Breve pensiero del venerdì. Avrete certamente letto del ritorno degli ABBA, la pop band svedese che prese il nome dalle iniziali dei nomi dei quattro componenti, Agnetha, Benny, Björn e Anni-Frid, quest’ultima conosciuta come Frida, che, in una decina d’anni di intensa attività, dal 1972 al 1982, ha sfornato talmente tanti brani da rendere le due coppie immortali e milionarie con oltre 400 milioni di copie vendute. Dall’82, dopo i divorzi si dissolse anche la band. Tutti continuarono le loro carriere artistiche, chi con più sorte, chi con meno.
Ebbene, nel 2018 gli ABBA hanno deciso di riunirsi dopo quasi quarant’anni di separazioni nella vita e sul palco, pubblicando, un disco, Voyage, che uscirà il prossimo 5 novembre. La faccio breve: fa piacere risentire i mitici svedesi, omaggiati pure, ai tempi, dai Led Zeppelin e dagli U2, anche perché quelli della mia generazione, oltre che a rock e punk, sono cresciuti, che lo volessero o meno, anche ad ABBA (era impossibile non ascoltarli nelle radio o non ballarli nelle feste).
Fa un po’ meno piacere che il loro primo tour dopo quarant’anni, sia stato già preparato e confezionato perché sul palco saliranno i loro avatar. Detta così suona un po’ troppo semplice, ma i magnifici quattro hanno davvero cantato i loro brani, indossando tute fantascientifiche che trasmettevano i movimenti a potenti computer che li elaboravano, in modo da dare vita agli avatar, facendo uscire Agnetha, Benny, Björn e Frida nel loro pieno splendore giovanile, con espressioni, sorrisi, balli.
In questa laboriosissima operazione sono state impiegate oltre duecento persone e tre settimane di lavoro intenso.
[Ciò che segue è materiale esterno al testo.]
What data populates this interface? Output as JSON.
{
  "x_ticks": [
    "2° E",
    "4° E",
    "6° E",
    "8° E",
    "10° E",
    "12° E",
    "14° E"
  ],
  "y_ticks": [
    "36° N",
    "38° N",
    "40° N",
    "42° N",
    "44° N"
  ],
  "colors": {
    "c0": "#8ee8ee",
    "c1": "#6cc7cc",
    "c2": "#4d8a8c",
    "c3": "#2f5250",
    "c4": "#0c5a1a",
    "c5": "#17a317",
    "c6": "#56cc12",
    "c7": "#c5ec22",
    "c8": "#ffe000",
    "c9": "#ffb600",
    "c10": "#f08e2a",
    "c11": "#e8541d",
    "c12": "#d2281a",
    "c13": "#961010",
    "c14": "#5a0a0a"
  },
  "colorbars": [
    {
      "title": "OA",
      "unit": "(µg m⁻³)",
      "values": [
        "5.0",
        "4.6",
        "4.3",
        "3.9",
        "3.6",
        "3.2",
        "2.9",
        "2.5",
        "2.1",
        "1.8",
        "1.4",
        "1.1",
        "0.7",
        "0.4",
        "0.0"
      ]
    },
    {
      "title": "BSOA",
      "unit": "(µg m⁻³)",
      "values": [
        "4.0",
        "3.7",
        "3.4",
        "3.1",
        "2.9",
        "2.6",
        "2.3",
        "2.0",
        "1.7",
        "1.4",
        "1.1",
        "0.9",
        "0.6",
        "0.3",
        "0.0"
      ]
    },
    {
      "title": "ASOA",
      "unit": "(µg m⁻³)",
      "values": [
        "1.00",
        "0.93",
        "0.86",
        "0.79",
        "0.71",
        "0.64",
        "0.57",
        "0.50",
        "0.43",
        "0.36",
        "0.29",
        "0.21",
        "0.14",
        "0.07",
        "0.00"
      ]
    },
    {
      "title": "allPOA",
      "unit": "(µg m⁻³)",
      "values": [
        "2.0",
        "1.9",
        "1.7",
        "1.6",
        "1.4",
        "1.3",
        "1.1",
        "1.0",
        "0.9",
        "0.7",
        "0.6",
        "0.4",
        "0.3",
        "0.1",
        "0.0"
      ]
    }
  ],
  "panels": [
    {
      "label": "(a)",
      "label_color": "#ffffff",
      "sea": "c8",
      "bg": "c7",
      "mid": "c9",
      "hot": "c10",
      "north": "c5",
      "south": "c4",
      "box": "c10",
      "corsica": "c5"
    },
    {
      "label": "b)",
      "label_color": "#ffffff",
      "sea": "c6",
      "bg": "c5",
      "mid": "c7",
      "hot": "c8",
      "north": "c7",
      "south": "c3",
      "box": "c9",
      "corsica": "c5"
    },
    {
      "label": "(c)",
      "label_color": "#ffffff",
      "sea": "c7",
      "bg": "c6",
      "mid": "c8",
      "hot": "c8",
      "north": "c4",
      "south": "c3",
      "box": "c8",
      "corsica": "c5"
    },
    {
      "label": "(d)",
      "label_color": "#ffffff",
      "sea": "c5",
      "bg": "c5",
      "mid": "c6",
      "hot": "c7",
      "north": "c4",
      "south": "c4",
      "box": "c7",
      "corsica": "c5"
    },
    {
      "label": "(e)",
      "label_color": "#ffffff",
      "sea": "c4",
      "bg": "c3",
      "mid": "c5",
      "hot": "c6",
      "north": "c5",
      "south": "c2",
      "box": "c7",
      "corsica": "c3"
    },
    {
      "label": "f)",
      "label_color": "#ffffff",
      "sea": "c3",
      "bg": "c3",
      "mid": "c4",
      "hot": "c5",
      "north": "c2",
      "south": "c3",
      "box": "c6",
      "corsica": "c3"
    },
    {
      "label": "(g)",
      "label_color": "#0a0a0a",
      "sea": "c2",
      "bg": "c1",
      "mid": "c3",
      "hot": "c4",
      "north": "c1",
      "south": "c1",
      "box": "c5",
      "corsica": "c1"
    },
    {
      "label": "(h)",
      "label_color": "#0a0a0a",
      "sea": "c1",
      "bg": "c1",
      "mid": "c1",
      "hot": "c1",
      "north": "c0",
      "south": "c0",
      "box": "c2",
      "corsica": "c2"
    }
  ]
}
A Londra è in piena costruzione la ABBA Arena, dove il 27 maggio 2022, aprirà il virtuale (e costosissimo) show, luogo pensato proprio per questo tipo di concerto. Prevendite già on line per accaparrarsi i biglietti. Tra il pubblico ci saranno anche i quattro, a godersi lo spettacolo di loro che cantano. “Un po’ strano”, hanno dichiarato. Come dar loro torto…
Tutto molto interessante, il Covid ci ha insegnato a diventare avatar di noi stessi, ma qui non si sta parlando di un concerto (anche se la musica verrà eseguita dal vivo), piuttosto di uno spettacolo, grande, maestoso, stupefacente. La musica, da come è stato presentato l’evento, permettetemi, è solo marginale. Quello che interessa è il grande spettacolo, la celebrazione di una band che ha fatto la storia del pop e della disco, la novità, il non plus ultra della tecnologia umana.
L’inizio di un nuovo modo di ascoltare i live? Mi auguro di no, visto che la voglia di veder cantare e suonare un artista o una band è il motore principale che spinge ad andare ai concerti. Ora che la tecnologia lo permette, abbiamo superato una frontiera, il virtuale calato nel reale. Che so, andremo a vedere nelle tante arene del pianeta, in contemporanea mondiale, uno show degli avatar dei Pink Floyd? O rivedremo Charlie Watts che suonerà ancora con i Rolling Stones nella prossima tournée? L’ologramma di Tupac Shakur al Coachella nel 2012 era una barzelletta al confronto.
Nell’era del “totally virtual” c’era da aspettarselo che si arrivasse a questo. Se avete la voglia di leggervi il post che ho pubblicato un paio di giorni fa, dove presentavo il Changüí di Guantánamo, lo stridor di meccanismi che s’inceppano tra una musica live “presente” e una “filtrata” è fragoroso. Due mondi totalmente diversi e anche due realtà distanti anni luce. Se vogliamo, i due estremi. Sarò vecchio, desueto, vicino all’amplifon, ma scelgo di gran lunga il primo, con il massimo rispetto (e riserbo) per il secondo.